うさみみ短編集
そして、とうとうやって来たのだ。自分が羽化をする時なのだ。だから、毎日蝉を見つめて蝉を描き、蝉を知ろうとした。




皆の俯き帰っていく様子に寂しそうな手で見送りながらも、その度に銀色の折り紙に近づける自分に笑みを零したくて仕方が無かった。




あいつらは、まだ土の中なのだ。




お前らはまだ土の中に居る存在でしか無いのだ。



だが、自分は羽化をするのだ。



この硬い殻を破ってあの大きな雲と眩い光に向かって羽を震わせて鳴く、あの美しい姿の自分と土の中のそれとは違うのだ。





だからあの時、あの時に…あの精一杯の鳴き声。




皆が手を叩き合わせるあの鳴き声の中で、自分は奴らの全てを見下しながら目を閉じてその鳴き声を聴き、背を反らせて胸を張ったではないか。






そう、あの時に…自分はもう、あいつらと違う綺麗な羽を持つ蝉になったと感じたのだ…。







うっすらと目を覚ますと、あの拍手が消えていた。




あの眩い差し込む光すら消えていた。











小さな何の明かりすら灯さない電灯と、硬い布団の周りにある黒い押し付けられそうな圧迫感で目を開ける。

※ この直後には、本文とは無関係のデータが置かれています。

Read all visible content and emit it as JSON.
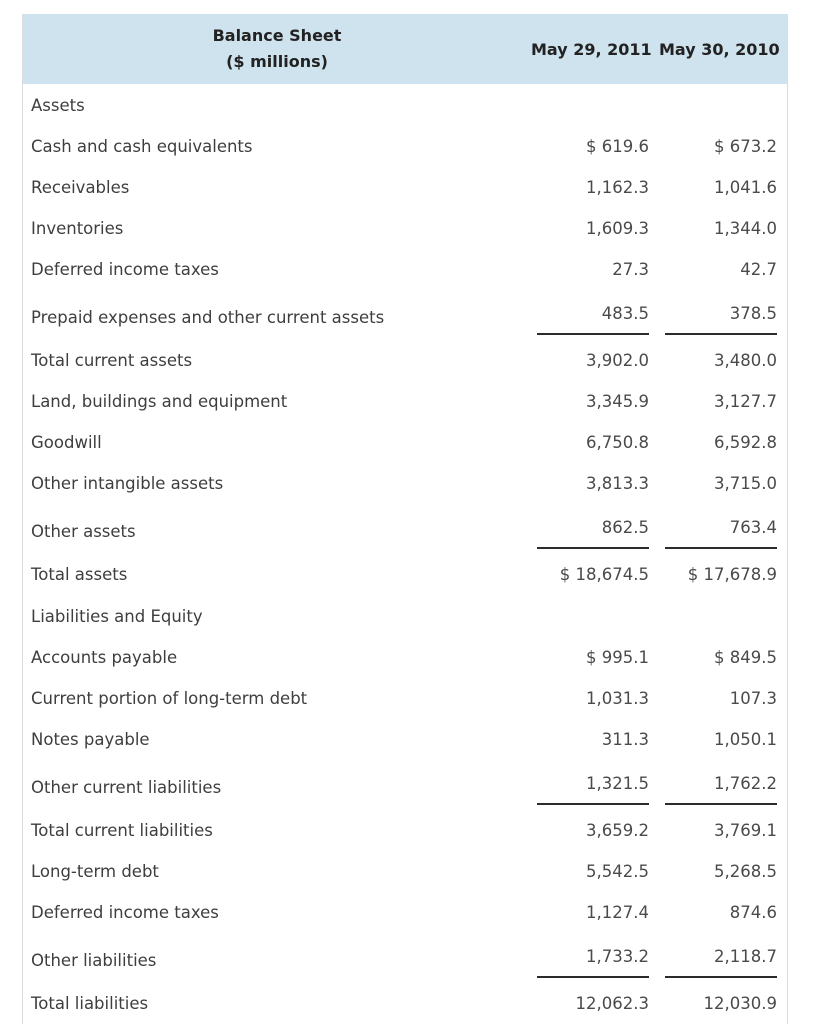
{
  "header": {
    "title_line1": "Balance Sheet",
    "title_line2": "($ millions)",
    "col_a": "May 29, 2011",
    "col_b": "May 30, 2010"
  },
  "rows": [
    {
      "label": "Assets",
      "a": "",
      "b": "",
      "kind": "section"
    },
    {
      "label": "Cash and cash equivalents",
      "a": "$ 619.6",
      "b": "$ 673.2",
      "kind": "normal"
    },
    {
      "label": "Receivables",
      "a": "1,162.3",
      "b": "1,041.6",
      "kind": "normal"
    },
    {
      "label": "Inventories",
      "a": "1,609.3",
      "b": "1,344.0",
      "kind": "normal"
    },
    {
      "label": "Deferred income taxes",
      "a": "27.3",
      "b": "42.7",
      "kind": "normal"
    },
    {
      "label": "Prepaid expenses and other current assets",
      "a": "483.5",
      "b": "378.5",
      "kind": "sub"
    },
    {
      "label": "Total current assets",
      "a": "3,902.0",
      "b": "3,480.0",
      "kind": "normal"
    },
    {
      "label": "Land, buildings and equipment",
      "a": "3,345.9",
      "b": "3,127.7",
      "kind": "normal"
    },
    {
      "label": "Goodwill",
      "a": "6,750.8",
      "b": "6,592.8",
      "kind": "normal"
    },
    {
      "label": "Other intangible assets",
      "a": "3,813.3",
      "b": "3,715.0",
      "kind": "normal"
    },
    {
      "label": "Other assets",
      "a": "862.5",
      "b": "763.4",
      "kind": "sub"
    },
    {
      "label": "Total assets",
      "a": "$ 18,674.5",
      "b": "$ 17,678.9",
      "kind": "normal"
    },
    {
      "label": "Liabilities and Equity",
      "a": "",
      "b": "",
      "kind": "section"
    },
    {
      "label": "Accounts payable",
      "a": "$ 995.1",
      "b": "$ 849.5",
      "kind": "normal"
    },
    {
      "label": "Current portion of long-term debt",
      "a": "1,031.3",
      "b": "107.3",
      "kind": "normal"
    },
    {
      "label": "Notes payable",
      "a": "311.3",
      "b": "1,050.1",
      "kind": "normal"
    },
    {
      "label": "Other current liabilities",
      "a": "1,321.5",
      "b": "1,762.2",
      "kind": "sub"
    },
    {
      "label": "Total current liabilities",
      "a": "3,659.2",
      "b": "3,769.1",
      "kind": "normal"
    },
    {
      "label": "Long-term debt",
      "a": "5,542.5",
      "b": "5,268.5",
      "kind": "normal"
    },
    {
      "label": "Deferred income taxes",
      "a": "1,127.4",
      "b": "874.6",
      "kind": "normal"
    },
    {
      "label": "Other liabilities",
      "a": "1,733.2",
      "b": "2,118.7",
      "kind": "sub"
    },
    {
      "label": "Total liabilities",
      "a": "12,062.3",
      "b": "12,030.9",
      "kind": "normal"
    }
  ]
}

ふと上半身を起こすと、その黒いものは自分の枕元に転がり落ちてきた。




それは耐熱加工の黒いビニール袋。




何個も膨れ上がった黒いそのビニール袋が自分の周りを埋め尽くすように、自分すら飲み込むように幾つも存在している。





食べかけ少し汁ののこったカップラーメンの屑に群がる数匹の蝿共を払うが、白い壁には背中をテラテラと不気味に輝かせるゴキブリが、その黒いビニール袋からの生臭い匂いを狙うかのように蠢いている。






黒いカーテンで外の明かりさえ遮る様に締め切った窓を見つめる。





時間は知らない。




もう今日が何月で季節が何で何曜日なのかも、全く知らない。





ただ、すっと下の階段に続く自分の部屋のドアを薄っすらと開けると、小さなメモ書きが残っている。





「頑張らなくても良いからね。今の自分は恥ずかしい事じゃないの…




 でも、気が向いたら…お外の空気でも吸ってみたら?」





見覚えのなる右上がりな、この文字の形は間違いなく母の物だろう。




うっすらと何度も文章を選んで消した跡が見える。



そのメモを丸めるように握りつぶすと、再び戸を閉めて自分の部屋へと戻る。




ブーン。とカップラーメンの屑に群がる蝿の飛ぶ耳障りな音を聴きながら、銀色のノートパソコンを開けた。




真っ暗な世界の中で、このノートパソコンだけの青白い光が僅かに灯る。




それが自分の顔にも灯ってノートパソコンの画面に自分の顔が映し出される。






クラスの女子から、「優くんってかっこいい」という噂を耳にする事も、あの頃はあった。






今はどうだろう?この剥れあがった丸顔に、顎を触れば無作法に伸びた髭をした自分は…。





いや、自分は大丈夫。あいつらに何を言われようが、奴らはまだ所詮、銀色の折り紙を貰えない人間。それだけの人間なのだ。





あんな奴らと一緒にするなよ。僕は…僕は蝉なのだ。









だってほら、この青白いパソコンの中で…今日もカチカチとキーボードを叩いて、綺麗な音で鳴いているだろう?